It _was_ a surprise to Harry when, at the age of fifty, both of his younger brothers predeceased him as well. Percy, the middle son, had left the family business to marry a rosy-faced champion of a cook, and died happily, if early, in bed after a large meal of oysters.

Lance, the youngest, had been valiantly patrolling the border between Oxfords and Brogues when he was slain in an apparent skirmish. The skirmish itself was the subject of much gossip amongst the citizens of the city. Oxfords and Brogues had held a prosperous if tentative truce for almost half a century, and the possibility of war was both alarming and titillating to most. Conversations in the hat shop alternated wildly between the extremes of fear and jingoism.

The prospect of war, while troubling, did not trouble Harry nearly as much as the news of the loss of his last remaining relative. He declined to participate in the rampant speculation, instead spending much of his time turning his favorite top hat around and around in his hands.

When at last the letter from the King’s court arrived, he sighed heavily, donned his hat, dismissed his workers for the day, and headed out grimly into the city.

All his caution— all his hard work — it all meant nothing, because of a battle that never should have happened, between two countries at peace! Poor Lance — he had at least tried to make the Hart name mean something than just mere shop-owners. And what had Harry done? He had stayed home and made — _hats_. And what was Harry now? Old, and with nothing to show for it.

Unfortunately, what Harry also had not done was look where he was going, and it was that this moment that he collided heavily with someone.

“Oi!” said a boy belligerently from somewhere around ground level.

“Oh, I do beg your pardon,” Harry managed, when he had recovered from all the wind being knocked out of him. “That was entirely my fault. Please, allow me—”

The boy — a young man, really — graciously accepted Harry’s hand and hauled himself upright. “Well, no real ’arm done,” he said gruffly, dusting himself off.

“I’m so terribly sorry,” Harry apologized profusely. “Er — allow me make up for —”

The boy, taking in Harry’s distress, softened visibly. “No need for that, gramps,” he said, now amiable. “Just be careful — wouldn’t want you hurting yourself, eh?”

Harry’s mouth opened and shut a few times.

“No, I suppose not,” he said at last.

The boy patted his hand kindly. “Would y’like me to help you to wherever you’re going?” he said, in what he clearly thought was a gallant tone of voice. “It can be quite hard to see in this light, right?”

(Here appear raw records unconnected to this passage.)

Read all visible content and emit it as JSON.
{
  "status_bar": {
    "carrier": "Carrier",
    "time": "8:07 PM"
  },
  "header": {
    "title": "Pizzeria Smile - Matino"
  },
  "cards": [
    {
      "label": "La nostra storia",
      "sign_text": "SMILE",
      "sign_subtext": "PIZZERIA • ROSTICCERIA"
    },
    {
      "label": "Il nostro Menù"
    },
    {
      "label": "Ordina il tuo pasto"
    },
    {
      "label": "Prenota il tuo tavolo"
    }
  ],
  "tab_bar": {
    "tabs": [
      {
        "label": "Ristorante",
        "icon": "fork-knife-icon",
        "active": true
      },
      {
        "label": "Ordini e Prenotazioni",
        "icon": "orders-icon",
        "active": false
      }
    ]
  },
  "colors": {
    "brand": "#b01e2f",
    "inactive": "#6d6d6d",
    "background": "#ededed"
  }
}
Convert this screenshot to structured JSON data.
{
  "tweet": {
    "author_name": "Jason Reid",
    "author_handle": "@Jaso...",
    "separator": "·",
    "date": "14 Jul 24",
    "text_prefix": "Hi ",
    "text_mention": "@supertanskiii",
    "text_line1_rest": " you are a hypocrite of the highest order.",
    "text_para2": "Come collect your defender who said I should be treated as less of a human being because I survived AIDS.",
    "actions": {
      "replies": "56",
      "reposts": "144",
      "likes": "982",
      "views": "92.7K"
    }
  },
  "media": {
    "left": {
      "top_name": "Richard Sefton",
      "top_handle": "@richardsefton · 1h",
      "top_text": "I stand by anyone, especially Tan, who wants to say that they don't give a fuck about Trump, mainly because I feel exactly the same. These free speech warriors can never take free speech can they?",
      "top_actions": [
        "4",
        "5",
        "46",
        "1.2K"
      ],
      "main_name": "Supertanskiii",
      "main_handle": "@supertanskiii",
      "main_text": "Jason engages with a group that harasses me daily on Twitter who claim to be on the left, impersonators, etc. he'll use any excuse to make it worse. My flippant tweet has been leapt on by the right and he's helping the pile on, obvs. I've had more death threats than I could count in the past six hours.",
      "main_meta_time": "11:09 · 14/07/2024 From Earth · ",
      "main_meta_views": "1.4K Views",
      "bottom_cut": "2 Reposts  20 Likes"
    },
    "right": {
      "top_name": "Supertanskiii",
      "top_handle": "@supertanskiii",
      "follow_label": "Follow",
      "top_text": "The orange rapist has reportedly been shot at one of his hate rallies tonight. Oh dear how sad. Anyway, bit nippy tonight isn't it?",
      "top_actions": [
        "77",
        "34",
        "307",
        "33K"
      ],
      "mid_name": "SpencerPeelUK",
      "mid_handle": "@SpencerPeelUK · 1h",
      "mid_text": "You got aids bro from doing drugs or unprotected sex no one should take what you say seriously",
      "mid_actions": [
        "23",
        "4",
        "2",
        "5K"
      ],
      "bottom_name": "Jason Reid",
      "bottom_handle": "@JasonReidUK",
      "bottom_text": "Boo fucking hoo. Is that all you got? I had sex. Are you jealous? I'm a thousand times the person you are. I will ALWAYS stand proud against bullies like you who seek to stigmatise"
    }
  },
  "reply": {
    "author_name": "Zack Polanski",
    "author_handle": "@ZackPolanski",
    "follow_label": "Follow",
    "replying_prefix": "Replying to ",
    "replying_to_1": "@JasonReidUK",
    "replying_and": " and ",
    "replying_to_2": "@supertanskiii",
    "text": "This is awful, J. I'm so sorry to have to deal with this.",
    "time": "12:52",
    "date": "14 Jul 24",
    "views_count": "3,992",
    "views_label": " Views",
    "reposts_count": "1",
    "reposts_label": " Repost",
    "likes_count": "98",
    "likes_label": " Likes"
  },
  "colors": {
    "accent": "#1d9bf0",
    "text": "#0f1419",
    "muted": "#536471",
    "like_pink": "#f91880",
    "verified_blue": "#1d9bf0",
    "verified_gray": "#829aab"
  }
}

Harry drew himself up. As frostily as he dared, he said, “Thank you for your kindness, young man, but I couldn’t trouble you. I’ll make my way myself.”

“Please yourself,” the young man said, unabashed. “Just make sure you watch where you’re going next time, bruv.”

Harry stalked off, pride not allowing him to visibly fume.

Gramps! Hard to see! He’d show them. He’d march to the gates of Brogues, demand an explanation for Lance’s death, and— and—

And get killed somehow, likely laughably, of course. He was the eldest — he was destined for failure.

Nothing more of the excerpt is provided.